Le Goffic, Charles (1863-1932)
[Bibliographie]
Amour breton (1889). — Traité de versification (1890). — Les Romanciers d’aujourd’hui (1890). — Chansons bretonnes (1891). — Le Crucifié de Kéraliès (1892). — Le Centenaire de Casimir Delavigne (1893). — Morceaux choisis des écrivains havrais (1894). — Passé l’Amour (1895). — Gens de mer (1897). — Morgane (1898). — La Payse (1898). — Le Bois dormant (1889-1899-1900).
OPINIONS.
Anatole France
Au sortir des études, Charles
Le Goffic fit des vers, et ils parlaient d’amour, et cet amour était
breton. Il était tout Breton, puisque celle qui l’inspirait avait grandi dans la
lande, et que celui qui l’éprouvait y mêlait du vague et le goût de la mort. Le
poète nous apprend que sa bien-aimée, paysanne comme la Marie de Brizeux, avait dix-huit ans et se
nommait Anne-Marie… Le poète semble bien croire que, si l’amour est bon, la mort
est meilleure. Il est sincère, mais il se ravise presque aussitôt pour nous dire
sur un ton leste, avec Jean Paul,
que « l’amour, comme les cailles, vient et s’en va aux temps
chauds »
. Au reste, je n’essayerai pas de chercher l’ordre et la suite
de ces petites pièces détachées qui composent l’Amour breton, ni
de rétablir le lien que le poète a volontairement rompu. C’est à
dessein qu’il a mêlé l’ironie à la tendresse, la brutalité à l’idéalisme.
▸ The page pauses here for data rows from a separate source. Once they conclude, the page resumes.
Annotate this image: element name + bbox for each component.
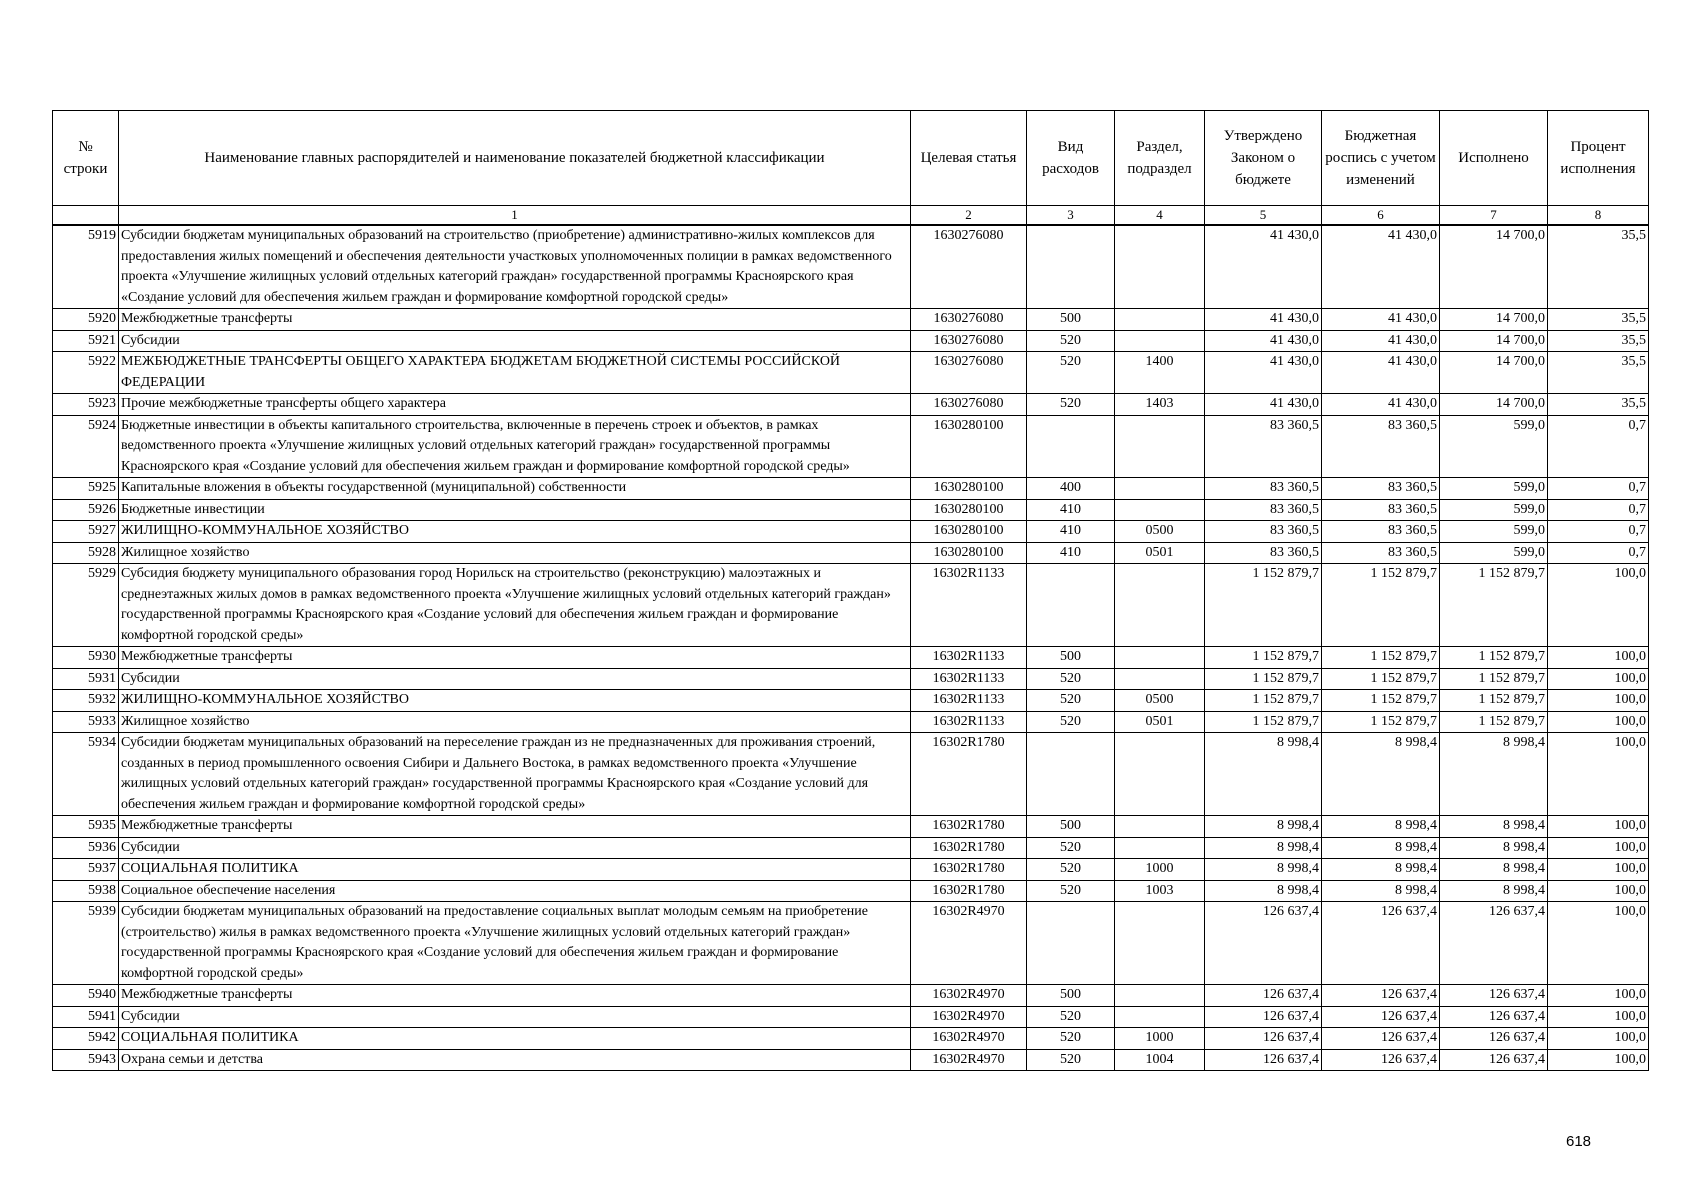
table-row [53,542,1649,564]
cell-executed: 1 152 879,7 [1440,690,1548,712]
cell-row-no: 5925 [53,478,119,500]
cell-approved: 126 637,4 [1205,1006,1322,1028]
cell-expense-type: 500 [1027,309,1115,331]
cell-approved: 8 998,4 [1205,816,1322,838]
cell-percent: 100,0 [1548,1006,1649,1028]
cell-section: 0501 [1115,542,1205,564]
cell-executed: 8 998,4 [1440,880,1548,902]
cell-executed: 1 152 879,7 [1440,647,1548,669]
cell-expense-type: 520 [1027,330,1115,352]
cell-budget-list: 8 998,4 [1322,859,1440,881]
cell-section: 1000 [1115,1028,1205,1050]
cell-name: Социальное обеспечение населения [119,880,911,902]
table-row [53,564,1649,647]
cell-percent: 35,5 [1548,330,1649,352]
cell-percent: 100,0 [1548,647,1649,669]
cell-name: Прочие межбюджетные трансферты общего характера [119,394,911,416]
cell-target-article: 16302R1133 [911,711,1027,733]
table-row [53,668,1649,690]
cell-row-no: 5938 [53,880,119,902]
cell-section [1115,668,1205,690]
cell-row-no: 5933 [53,711,119,733]
cell-executed: 8 998,4 [1440,859,1548,881]
cell-percent: 100,0 [1548,668,1649,690]
cell-expense-type: 500 [1027,985,1115,1007]
cell-executed: 8 998,4 [1440,816,1548,838]
cell-name: ЖИЛИЩНО-КОММУНАЛЬНОЕ ХОЗЯЙСТВО [119,521,911,543]
cell-budget-list: 8 998,4 [1322,880,1440,902]
cell-row-no: 5943 [53,1049,119,1071]
cell-row-no: 5941 [53,1006,119,1028]
cell-name: Субсидии бюджетам муниципальных образований на предоставление социальных выплат молодым семьям на приобретение (строительство) жилья в рамках ведомственного проекта «Улучшение жилищных условий отдельных категорий граждан» государственной программы Красноярского края «Создание условий для обеспечения жильем граждан и формирование комфортной городской среды» [119,902,911,985]
cell-row-no: 5920 [53,309,119,331]
cell-section [1115,415,1205,478]
cell-row-no: 5919 [53,225,119,309]
cell-expense-type: 500 [1027,647,1115,669]
page-number: 618 [1566,1133,1592,1150]
column-number: 2 [911,206,1027,226]
cell-approved: 8 998,4 [1205,733,1322,816]
cell-target-article: 16302R1780 [911,733,1027,816]
cell-percent: 100,0 [1548,985,1649,1007]
cell-executed: 1 152 879,7 [1440,564,1548,647]
cell-name: Межбюджетные трансферты [119,816,911,838]
cell-name: Субсидия бюджету муниципального образования город Норильск на строительство (реконструкцию) малоэтажных и среднеэтажных жилых домов в рамках ведомственного проекта «Улучшение жилищных условий отдельных категорий граждан» государственной программы Красноярского края «Создание условий для обеспечения жильем граждан и формирование комфортной городской среды» [119,564,911,647]
cell-budget-list: 83 360,5 [1322,415,1440,478]
header-approved: Утверждено Законом о бюджете [1205,111,1322,206]
table-row [53,733,1649,816]
cell-percent: 0,7 [1548,542,1649,564]
cell-target-article: 16302R1780 [911,859,1027,881]
cell-budget-list: 1 152 879,7 [1322,668,1440,690]
cell-name: Межбюджетные трансферты [119,985,911,1007]
cell-executed: 599,0 [1440,415,1548,478]
cell-target-article: 1630276080 [911,394,1027,416]
cell-percent: 35,5 [1548,225,1649,309]
cell-budget-list: 83 360,5 [1322,499,1440,521]
cell-section [1115,647,1205,669]
cell-target-article: 16302R4970 [911,902,1027,985]
table-row [53,499,1649,521]
cell-approved: 83 360,5 [1205,499,1322,521]
cell-name: СОЦИАЛЬНАЯ ПОЛИТИКА [119,859,911,881]
cell-section: 1400 [1115,352,1205,394]
table-row [53,352,1649,394]
cell-section [1115,1006,1205,1028]
cell-percent: 100,0 [1548,1028,1649,1050]
cell-percent: 100,0 [1548,880,1649,902]
cell-section: 1004 [1115,1049,1205,1071]
column-number: 5 [1205,206,1322,226]
cell-row-no: 5939 [53,902,119,985]
cell-section: 0501 [1115,711,1205,733]
cell-row-no: 5942 [53,1028,119,1050]
cell-budget-list: 41 430,0 [1322,309,1440,331]
cell-target-article: 16302R4970 [911,1028,1027,1050]
cell-name: Субсидии бюджетам муниципальных образований на строительство (приобретение) административно-жилых комплексов для предоставления жилых помещений и обеспечения деятельности участковых уполномоченных полиции в рамках ведомственного проекта «Улучшение жилищных условий отдельных категорий граждан» государственной программы Красноярского края «Создание условий для обеспечения жильем граждан и формирование комфортной городской среды» [119,225,911,309]
table-row [53,902,1649,985]
cell-budget-list: 1 152 879,7 [1322,711,1440,733]
cell-budget-list: 83 360,5 [1322,542,1440,564]
cell-expense-type: 520 [1027,859,1115,881]
cell-target-article: 1630276080 [911,225,1027,309]
table-row [53,330,1649,352]
cell-target-article: 1630280100 [911,415,1027,478]
cell-expense-type: 410 [1027,521,1115,543]
cell-executed: 126 637,4 [1440,902,1548,985]
cell-approved: 1 152 879,7 [1205,647,1322,669]
cell-name: Субсидии [119,330,911,352]
header-budget-list: Бюджетная роспись с учетом изменений [1322,111,1440,206]
cell-name: МЕЖБЮДЖЕТНЫЕ ТРАНСФЕРТЫ ОБЩЕГО ХАРАКТЕРА БЮДЖЕТАМ БЮДЖЕТНОЙ СИСТЕМЫ РОССИЙСКОЙ ФЕДЕРАЦИИ [119,352,911,394]
cell-section [1115,837,1205,859]
cell-approved: 83 360,5 [1205,415,1322,478]
cell-approved: 41 430,0 [1205,309,1322,331]
cell-row-no: 5924 [53,415,119,478]
cell-expense-type: 520 [1027,1006,1115,1028]
column-number: 1 [119,206,911,226]
cell-executed: 126 637,4 [1440,1006,1548,1028]
budget-table [52,110,1649,1071]
cell-section [1115,564,1205,647]
cell-percent: 100,0 [1548,902,1649,985]
cell-expense-type: 520 [1027,690,1115,712]
cell-row-no: 5936 [53,837,119,859]
cell-row-no: 5934 [53,733,119,816]
cell-executed: 599,0 [1440,542,1548,564]
cell-budget-list: 1 152 879,7 [1322,690,1440,712]
table-row [53,837,1649,859]
cell-executed: 14 700,0 [1440,309,1548,331]
table-row [53,859,1649,881]
cell-name: Межбюджетные трансферты [119,647,911,669]
table-row [53,880,1649,902]
cell-expense-type: 410 [1027,499,1115,521]
header-row [53,111,1649,206]
cell-target-article: 1630276080 [911,352,1027,394]
cell-budget-list: 41 430,0 [1322,394,1440,416]
cell-expense-type [1027,733,1115,816]
cell-target-article: 1630276080 [911,330,1027,352]
header-row-no: № строки [53,111,119,206]
cell-percent: 0,7 [1548,415,1649,478]
cell-executed: 1 152 879,7 [1440,711,1548,733]
cell-executed: 1 152 879,7 [1440,668,1548,690]
cell-executed: 126 637,4 [1440,985,1548,1007]
header-target-article: Целевая статья [911,111,1027,206]
cell-section [1115,309,1205,331]
cell-expense-type: 520 [1027,1028,1115,1050]
cell-row-no: 5922 [53,352,119,394]
cell-target-article: 16302R1133 [911,564,1027,647]
cell-percent: 0,7 [1548,478,1649,500]
cell-row-no: 5937 [53,859,119,881]
cell-section [1115,816,1205,838]
cell-approved: 8 998,4 [1205,859,1322,881]
cell-budget-list: 8 998,4 [1322,733,1440,816]
cell-approved: 126 637,4 [1205,985,1322,1007]
cell-budget-list: 41 430,0 [1322,225,1440,309]
cell-approved: 1 152 879,7 [1205,711,1322,733]
cell-approved: 1 152 879,7 [1205,564,1322,647]
cell-approved: 126 637,4 [1205,902,1322,985]
cell-percent: 100,0 [1548,859,1649,881]
cell-name: СОЦИАЛЬНАЯ ПОЛИТИКА [119,1028,911,1050]
cell-executed: 14 700,0 [1440,330,1548,352]
cell-executed: 599,0 [1440,478,1548,500]
cell-executed: 8 998,4 [1440,837,1548,859]
cell-section [1115,499,1205,521]
cell-target-article: 16302R1780 [911,880,1027,902]
cell-expense-type: 520 [1027,1049,1115,1071]
column-number-blank [53,206,119,226]
table-row [53,394,1649,416]
table-row [53,647,1649,669]
cell-budget-list: 8 998,4 [1322,837,1440,859]
cell-section: 0500 [1115,690,1205,712]
cell-executed: 126 637,4 [1440,1028,1548,1050]
cell-section [1115,902,1205,985]
cell-budget-list: 1 152 879,7 [1322,564,1440,647]
cell-budget-list: 126 637,4 [1322,985,1440,1007]
header-expense-type: Вид расходов [1027,111,1115,206]
cell-row-no: 5935 [53,816,119,838]
cell-section [1115,733,1205,816]
cell-name: Субсидии [119,837,911,859]
cell-target-article: 1630276080 [911,309,1027,331]
cell-expense-type [1027,564,1115,647]
cell-row-no: 5923 [53,394,119,416]
table-row [53,225,1649,309]
cell-approved: 83 360,5 [1205,542,1322,564]
cell-section: 1000 [1115,859,1205,881]
cell-approved: 1 152 879,7 [1205,668,1322,690]
header-executed: Исполнено [1440,111,1548,206]
column-numbers-row [53,206,1649,226]
cell-percent: 100,0 [1548,733,1649,816]
cell-name: Бюджетные инвестиции [119,499,911,521]
table-row [53,521,1649,543]
header-name: Наименование главных распорядителей и наименование показателей бюджетной классификации [119,111,911,206]
cell-approved: 41 430,0 [1205,352,1322,394]
cell-section: 0500 [1115,521,1205,543]
cell-target-article: 16302R4970 [911,985,1027,1007]
header-section: Раздел, подраздел [1115,111,1205,206]
cell-budget-list: 126 637,4 [1322,1028,1440,1050]
cell-expense-type [1027,902,1115,985]
cell-section [1115,985,1205,1007]
cell-executed: 14 700,0 [1440,394,1548,416]
cell-percent: 0,7 [1548,521,1649,543]
cell-name: Субсидии [119,1006,911,1028]
column-number: 8 [1548,206,1649,226]
cell-approved: 8 998,4 [1205,880,1322,902]
cell-target-article: 16302R1780 [911,816,1027,838]
table-row [53,690,1649,712]
cell-expense-type: 520 [1027,352,1115,394]
cell-expense-type: 520 [1027,711,1115,733]
table-row [53,1049,1649,1071]
cell-row-no: 5921 [53,330,119,352]
cell-percent: 100,0 [1548,711,1649,733]
table-row [53,415,1649,478]
cell-section: 1403 [1115,394,1205,416]
table-row [53,478,1649,500]
cell-budget-list: 126 637,4 [1322,902,1440,985]
cell-budget-list: 41 430,0 [1322,330,1440,352]
cell-budget-list: 126 637,4 [1322,1049,1440,1071]
cell-expense-type [1027,415,1115,478]
table-body [53,225,1649,1071]
cell-expense-type: 410 [1027,542,1115,564]
cell-approved: 41 430,0 [1205,394,1322,416]
cell-executed: 8 998,4 [1440,733,1548,816]
column-number: 3 [1027,206,1115,226]
cell-percent: 100,0 [1548,816,1649,838]
cell-target-article: 16302R1133 [911,668,1027,690]
cell-percent: 35,5 [1548,394,1649,416]
cell-name: Межбюджетные трансферты [119,309,911,331]
cell-target-article: 1630280100 [911,478,1027,500]
cell-percent: 100,0 [1548,564,1649,647]
cell-budget-list: 83 360,5 [1322,478,1440,500]
cell-percent: 35,5 [1548,309,1649,331]
cell-approved: 126 637,4 [1205,1028,1322,1050]
cell-percent: 35,5 [1548,352,1649,394]
cell-row-no: 5928 [53,542,119,564]
table-row [53,1028,1649,1050]
cell-row-no: 5930 [53,647,119,669]
cell-approved: 83 360,5 [1205,521,1322,543]
cell-target-article: 1630280100 [911,499,1027,521]
cell-executed: 14 700,0 [1440,352,1548,394]
cell-approved: 41 430,0 [1205,330,1322,352]
cell-section [1115,330,1205,352]
cell-budget-list: 8 998,4 [1322,816,1440,838]
cell-name: Бюджетные инвестиции в объекты капитального строительства, включенные в перечень строек и объектов, в рамках ведомственного проекта «Улучшение жилищных условий отдельных категорий граждан» государственной программы Красноярского края «Создание условий для обеспечения жильем граждан и формирование комфортной городской среды» [119,415,911,478]
cell-target-article: 16302R1133 [911,647,1027,669]
cell-name: Капитальные вложения в объекты государственной (муниципальной) собственности [119,478,911,500]
cell-name: Охрана семьи и детства [119,1049,911,1071]
cell-executed: 14 700,0 [1440,225,1548,309]
cell-approved: 126 637,4 [1205,1049,1322,1071]
cell-executed: 599,0 [1440,499,1548,521]
cell-name: Субсидии бюджетам муниципальных образований на переселение граждан из не предназначенных для проживания строений, созданных в период промышленного освоения Сибири и Дальнего Востока, в рамках ведомственного проекта «Улучшение жилищных условий отдельных категорий граждан» государственной программы Красноярского края «Создание условий для обеспечения жильем граждан и формирование комфортной городской среды» [119,733,911,816]
cell-budget-list: 41 430,0 [1322,352,1440,394]
cell-percent: 100,0 [1548,1049,1649,1071]
cell-expense-type: 520 [1027,668,1115,690]
column-number: 4 [1115,206,1205,226]
cell-section: 1003 [1115,880,1205,902]
cell-target-article: 16302R4970 [911,1006,1027,1028]
table-row [53,309,1649,331]
table-row [53,1006,1649,1028]
cell-expense-type: 520 [1027,394,1115,416]
cell-name: ЖИЛИЩНО-КОММУНАЛЬНОЕ ХОЗЯЙСТВО [119,690,911,712]
cell-row-no: 5931 [53,668,119,690]
cell-row-no: 5929 [53,564,119,647]
table-row [53,816,1649,838]
table-row [53,985,1649,1007]
cell-expense-type: 520 [1027,837,1115,859]
cell-approved: 83 360,5 [1205,478,1322,500]
cell-executed: 599,0 [1440,521,1548,543]
column-number: 6 [1322,206,1440,226]
header-percent: Процент исполнения [1548,111,1649,206]
cell-percent: 100,0 [1548,837,1649,859]
cell-expense-type: 520 [1027,880,1115,902]
cell-expense-type: 500 [1027,816,1115,838]
cell-budget-list: 1 152 879,7 [1322,647,1440,669]
cell-name: Жилищное хозяйство [119,711,911,733]
cell-expense-type [1027,225,1115,309]
cell-approved: 1 152 879,7 [1205,690,1322,712]
cell-section [1115,478,1205,500]
cell-budget-list: 83 360,5 [1322,521,1440,543]
cell-target-article: 1630280100 [911,521,1027,543]
cell-percent: 100,0 [1548,690,1649,712]
cell-section [1115,225,1205,309]
table-row [53,711,1649,733]
column-number: 7 [1440,206,1548,226]
cell-percent: 0,7 [1548,499,1649,521]
cell-approved: 8 998,4 [1205,837,1322,859]
cell-budget-list: 126 637,4 [1322,1006,1440,1028]
cell-executed: 126 637,4 [1440,1049,1548,1071]
cell-row-no: 5926 [53,499,119,521]
cell-expense-type: 400 [1027,478,1115,500]
cell-row-no: 5932 [53,690,119,712]
cell-approved: 41 430,0 [1205,225,1322,309]
cell-name: Субсидии [119,668,911,690]
cell-row-no: 5940 [53,985,119,1007]
cell-target-article: 1630280100 [911,542,1027,564]
cell-row-no: 5927 [53,521,119,543]
cell-target-article: 16302R1133 [911,690,1027,712]
cell-target-article: 16302R4970 [911,1049,1027,1071]
cell-target-article: 16302R1780 [911,837,1027,859]
cell-name: Жилищное хозяйство [119,542,911,564]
Il a
voulu qu’on devinât le joyeux garçon à côté du rêveur et le buveur auprès de
l’amant… Comme art, le poème de M. Le Goffic est rare, pur, achevé.
Ferdinand Brunetière
Ces vers donnent une impression unique de grâce triste et souffrante. Cela est à la fois très simple et très savant… Il n’y a que Gabriel Vicaire et lui à toucher certaines cordes de cet archet-là, celui d’un ménétrier de campagne qui serait un grand violoniste aussi.
Charles Maurras
Si Le Goffic a profité de la divine aventure, je ne veux pas laisser aux seuls amis d’amour breton la peine d’en décider, et ce n’est pas moi non plus qui irai l’assumer. Mais je voudrais dire la joie qui, le printemps dernier, envahit tous les épris de bons poèmes lorsque ces strophes sans reproches déroulèrent les vibrances et les ondulements de leur cantique. Le délicat psychologue des Aveux ne revenait pas d’étonnement ni d’émotion. Les vers de M. Le Goffic, disait Paul Bourget, « donnent une impression unique de grâce triste et souffrante. Cela est à la fois très simple et très savant… Il n’y a que Gabriel Vicaire et lui à toucher certaines cordes de cet archet-là, celui d’un ménétrier de campagne qui serait un grand violoniste aussi. » M. Bourget aurait pu ajouter que la note bretonne de Le Goffic est moins purement individuelle que la note bressane de Vicaire ; ses deuils s’agrandissent de tous les deuils de sa race, et c’est l’amour de tout un peuple qui soupire et gémit dans ses amours, un long chœur de Bretonnes et de Bretons accompagnant son sanglot des leurs, alentis à travers l’Océan immense :
Les Bretonnes au cœur tendrePleurent au bord de la mer,Les Bretons au cœur amerSont trop loin pour les entendre.
Et l’idiome de Le Goffic est d’une perfection égale à celui que parle Vicaire : rien de hâtif, rien de laissé au hasard, de banalement « inspiré », n’y traîne, bien que tout y soit le retentissement élargi d’une voix de l’âme.